In my research, I develop statistical methodologies that are useful for broad classes of applied problems. I also develop mathematical theory that advances the discipline of statistical science itself. Most often, but not always, I derive methodology from Bayesian statistical principles. My main areas of research include statistical disclosure limitation, missing data, data integration, and the analysis of complex data including methods for causal inferences.

Research on Statistical Disclosure Limitation
Many agencies collect data that they intend to share with others. However, releasing the data as collected might reveal data subjects' identities or sensitive attributes. Simple actions like stripping names and addresses may not sufficiently protect confidentiality when the data contain other variables, such as demographic variables or employment/education histories, that ill-intentioned users can match to external data files. Thus, agencies need sophisticated methods to facilitate safe data sharing and dissemination. I work extensively on theories and applications of such methods, including (i) synthetic data in which original data values at high risk of disclosure are replaced with values simulated from probability distributions specified to reproduce as many of the relationships in the original data as possible, (ii) metrics that agencies can use to quantify risks of disclosures and potential loss of information due to confidentiality protection procedures, and (iii) methods of secure data analysis that offer users output from statistical models without allowing them to see the actual data. I am particularly interested in developing applications for government databases; for example, the U.S. Census Bureau uses synthetic data to disseminate data from the Survey of Income and Program Participation, the American Community Survey group quarters data, the OnTheMap program, and the Longitudinal Business Database.

Research on Missing Data
A major thrust of my research has been to extend the theory and applications of multiple imputation (MI), which was first conceived as a tool that statistical agencies could use to handle nonresponse in large datasets that are disseminated to the public. The basic idea is for the statistical agency to simulate values for the missing data repeatedly by sampling from predictive distributions of the missing values. This creates multiple, completed datasets that are disseminated to the public. Recently, I have been working on multiple imputation methods for correcting erroneous or implausible values.

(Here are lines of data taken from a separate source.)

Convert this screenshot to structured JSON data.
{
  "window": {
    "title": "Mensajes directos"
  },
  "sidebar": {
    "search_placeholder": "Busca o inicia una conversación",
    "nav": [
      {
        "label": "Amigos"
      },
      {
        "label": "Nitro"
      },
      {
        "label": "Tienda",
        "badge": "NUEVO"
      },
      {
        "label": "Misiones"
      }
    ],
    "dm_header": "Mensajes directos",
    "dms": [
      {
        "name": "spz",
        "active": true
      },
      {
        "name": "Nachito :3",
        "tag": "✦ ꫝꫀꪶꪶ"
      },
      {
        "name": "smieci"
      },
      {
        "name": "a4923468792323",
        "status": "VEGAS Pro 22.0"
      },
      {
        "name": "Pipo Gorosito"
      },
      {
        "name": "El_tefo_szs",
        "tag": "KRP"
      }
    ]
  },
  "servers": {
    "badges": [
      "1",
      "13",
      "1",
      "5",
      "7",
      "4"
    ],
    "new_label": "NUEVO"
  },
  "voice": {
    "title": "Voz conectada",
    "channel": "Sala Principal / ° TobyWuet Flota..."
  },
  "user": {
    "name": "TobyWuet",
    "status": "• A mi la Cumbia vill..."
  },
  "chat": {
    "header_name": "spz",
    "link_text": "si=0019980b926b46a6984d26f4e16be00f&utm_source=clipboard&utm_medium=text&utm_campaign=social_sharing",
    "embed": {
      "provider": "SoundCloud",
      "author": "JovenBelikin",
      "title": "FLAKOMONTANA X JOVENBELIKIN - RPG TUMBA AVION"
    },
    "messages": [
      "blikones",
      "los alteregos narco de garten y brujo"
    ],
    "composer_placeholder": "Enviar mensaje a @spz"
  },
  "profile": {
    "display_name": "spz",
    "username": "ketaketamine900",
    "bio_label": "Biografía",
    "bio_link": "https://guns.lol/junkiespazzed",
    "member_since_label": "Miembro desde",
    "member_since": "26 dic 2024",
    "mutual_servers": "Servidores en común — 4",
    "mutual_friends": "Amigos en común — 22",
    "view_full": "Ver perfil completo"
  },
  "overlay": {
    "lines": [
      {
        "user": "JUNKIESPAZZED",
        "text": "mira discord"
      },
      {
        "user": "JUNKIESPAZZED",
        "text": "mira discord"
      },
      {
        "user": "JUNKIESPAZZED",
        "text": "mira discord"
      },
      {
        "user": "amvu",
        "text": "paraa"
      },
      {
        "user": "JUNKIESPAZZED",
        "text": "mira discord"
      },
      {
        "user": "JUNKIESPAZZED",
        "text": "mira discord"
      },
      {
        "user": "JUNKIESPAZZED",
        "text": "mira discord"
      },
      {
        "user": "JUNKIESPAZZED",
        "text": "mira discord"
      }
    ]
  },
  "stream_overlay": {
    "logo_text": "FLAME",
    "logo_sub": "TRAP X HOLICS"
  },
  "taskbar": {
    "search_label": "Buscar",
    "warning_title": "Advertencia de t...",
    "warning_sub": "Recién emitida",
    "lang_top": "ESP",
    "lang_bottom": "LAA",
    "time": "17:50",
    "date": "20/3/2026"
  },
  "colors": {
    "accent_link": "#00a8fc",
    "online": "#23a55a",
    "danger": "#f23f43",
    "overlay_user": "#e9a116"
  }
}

Research on Data Integration
As costs of mounting new data collection efforts increase, many statistical agencies and data analysis are turning to integrating data from multiple sources. I develop methododology for record linkage and for data fusion. In record linkage, analysts attempt to merge records from two or more databases, typically based on variables that are not unique and may contain error. I work on techniques for accounting for uncertainty due to inexact matching. In data fusion, analysts combine information from two or more databases with disjoint sets of individuals and some variables that do not overlap. I work on techniques for incorporating auxiliary information, such as data from online polls, to improve data fusion inferences.